Comme de nombreux films en compétition ("Toni Erdmann", "Personal Shopper"…), "Aquarius" ne serait pas ce qu’il est sans son actrice principale. Énorme star au Brésil, Sonia Braga irradie l’écran. Port fier et regard d’acier, elle incarne à merveille la femme à poigne qui s’oblige à rester forte (au risque d’être cassante) pour ne pas passer pour folle. Nombreux sont ceux qui la verraient bien décrocher le prix d’interprétation féminine. À moins que ce soit le film dans son ensemble qui rafle la mise en remportant la Palme d’or. Ce qui n’aurait rien de scandaleux.
La réussite d'"Aquarius" démontre une nouvelle fois la capacité des "petits nouveaux" à se démarquer sur la Croisette. Tous deux appelés pour la première fois en compétition, Kleber Mendonça Filho et l’Allemande Maren Ade (auteur de la comédie "Toni Erdmann") devancent, à l’applaudimètre, les vieux routiers du Festival. Un affront qui porte même jusqu’aux capés Jean-Pierre et Luc Dardenne.
Adèle Haenel mène l’enquête
On le regrette mais "La Fille inconnue" n’a pas le même souffle que les films ayant permis aux Belges de figurer au sein du club restreint des double-palmés. Metteurs en scène et scénaristes hors pair, les deux frères peinent à convaincre dans cette enquête criminelle à portée sociale (les Dardenne restent les Dardenne). Comme si la fougue de leur écriture s’était diluée dans les obligations scénaristiques du film policier. Sans policier.

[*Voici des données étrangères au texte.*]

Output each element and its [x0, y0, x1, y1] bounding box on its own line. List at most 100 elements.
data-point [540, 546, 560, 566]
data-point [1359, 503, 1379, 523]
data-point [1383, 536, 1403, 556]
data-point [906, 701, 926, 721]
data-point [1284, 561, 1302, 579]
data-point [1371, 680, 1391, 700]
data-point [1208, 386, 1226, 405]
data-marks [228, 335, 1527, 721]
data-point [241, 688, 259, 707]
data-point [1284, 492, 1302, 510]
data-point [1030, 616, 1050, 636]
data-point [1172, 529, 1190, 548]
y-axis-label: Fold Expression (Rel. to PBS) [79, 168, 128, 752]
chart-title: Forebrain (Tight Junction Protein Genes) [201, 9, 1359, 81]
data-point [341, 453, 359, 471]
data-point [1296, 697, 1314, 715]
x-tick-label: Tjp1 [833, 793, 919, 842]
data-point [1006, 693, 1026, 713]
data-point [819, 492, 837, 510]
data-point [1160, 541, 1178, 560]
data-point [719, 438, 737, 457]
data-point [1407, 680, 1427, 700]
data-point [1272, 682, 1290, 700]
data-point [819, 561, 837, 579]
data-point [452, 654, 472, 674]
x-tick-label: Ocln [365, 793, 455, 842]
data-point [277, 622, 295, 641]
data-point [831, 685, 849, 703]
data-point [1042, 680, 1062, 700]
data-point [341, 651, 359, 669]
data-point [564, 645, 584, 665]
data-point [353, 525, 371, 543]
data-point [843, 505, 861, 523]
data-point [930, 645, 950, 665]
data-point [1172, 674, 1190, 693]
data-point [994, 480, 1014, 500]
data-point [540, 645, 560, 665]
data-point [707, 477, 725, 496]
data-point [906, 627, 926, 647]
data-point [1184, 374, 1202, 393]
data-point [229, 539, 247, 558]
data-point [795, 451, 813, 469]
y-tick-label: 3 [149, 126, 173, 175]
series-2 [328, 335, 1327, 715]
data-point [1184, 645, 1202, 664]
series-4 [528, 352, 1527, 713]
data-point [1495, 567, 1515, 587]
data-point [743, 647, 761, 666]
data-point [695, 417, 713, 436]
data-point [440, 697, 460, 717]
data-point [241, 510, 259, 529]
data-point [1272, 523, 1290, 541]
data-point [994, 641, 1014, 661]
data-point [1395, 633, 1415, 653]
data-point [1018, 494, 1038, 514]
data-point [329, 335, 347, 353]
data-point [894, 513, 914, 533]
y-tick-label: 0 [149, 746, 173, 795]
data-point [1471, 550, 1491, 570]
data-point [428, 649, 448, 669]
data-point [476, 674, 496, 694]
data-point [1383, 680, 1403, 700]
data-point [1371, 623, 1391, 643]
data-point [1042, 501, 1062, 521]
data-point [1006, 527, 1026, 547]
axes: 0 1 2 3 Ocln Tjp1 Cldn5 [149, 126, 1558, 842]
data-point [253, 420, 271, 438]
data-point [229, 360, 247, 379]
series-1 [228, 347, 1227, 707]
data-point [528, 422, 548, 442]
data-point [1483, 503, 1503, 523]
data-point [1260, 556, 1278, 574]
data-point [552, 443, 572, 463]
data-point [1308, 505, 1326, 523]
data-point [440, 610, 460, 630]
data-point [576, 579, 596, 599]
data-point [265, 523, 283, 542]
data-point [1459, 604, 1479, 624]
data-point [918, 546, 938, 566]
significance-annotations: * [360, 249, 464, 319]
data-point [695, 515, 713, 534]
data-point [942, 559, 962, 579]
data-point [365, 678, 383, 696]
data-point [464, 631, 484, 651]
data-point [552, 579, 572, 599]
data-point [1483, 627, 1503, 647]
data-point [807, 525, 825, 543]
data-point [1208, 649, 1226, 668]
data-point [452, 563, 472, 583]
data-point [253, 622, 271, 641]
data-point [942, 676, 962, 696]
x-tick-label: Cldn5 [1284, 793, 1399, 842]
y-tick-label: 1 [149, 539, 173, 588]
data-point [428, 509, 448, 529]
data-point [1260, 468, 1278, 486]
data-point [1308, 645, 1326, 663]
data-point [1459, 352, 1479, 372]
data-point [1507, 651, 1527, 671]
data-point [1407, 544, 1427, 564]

Ici, les investigations sont menées par Jenny Davin, une jeune médecin généraliste tentant d’expier une faute professionnelle (Adèle Haenel, en mode atone). Son tort : ne pas avoir ouvert les portes de son cabinet à une jeune fille retrouvée morte quelques heures plus tard. Rongée par la culpabilité, la docteure court les environs de Liège à la recherche de l’identité de la défunte dont on ne sait rien (pas de nom, pas d’âge, pas de parents). Tout juste savons-nous qu’elle vient d’Afrique et qu’elle a été battue à mort.
Confondre le tueur n’intéresse pas Jenny. Son obsession est de mettre un nom sur la sépulture de la "fille inconnue". Et il faut faire vite afin que la victime ne soit pas enterrée dans l’anonymat. Encore tenus par leur cinéma "course-contre-la-montre", les Dardenne s’affranchissent pourtant ici de l’action, préférant filmer la parole. Celle qui libère du poids de la culpabilité. Il y a Jenny d’abord qui se confesse (elle concède avoir péché par orgueil). Puis tous ceux auprès de qui elle obtient des aveux. Sans brusquer. Uniquement par l’écoute.
En se substituant aux enquêteurs, la jeune femme redéfinit son rôle de médecin dans le corps social. Promise à une brillante carrière dans un centre médical prospère, Jenny décide finalement de rester dans un cabinet plus modeste afin d’y soigner les plus démunis. Mais c’est au prix de rebondissements quelque peu forcés que la jeune femme fait son apprentissage moral (le dénouement est quand même biscornu). Jean-Pierre et Luc Dardenne nous avaient habitués à une ligne plus claire. Non, ce n’est pas vraiment l’année des "anciens".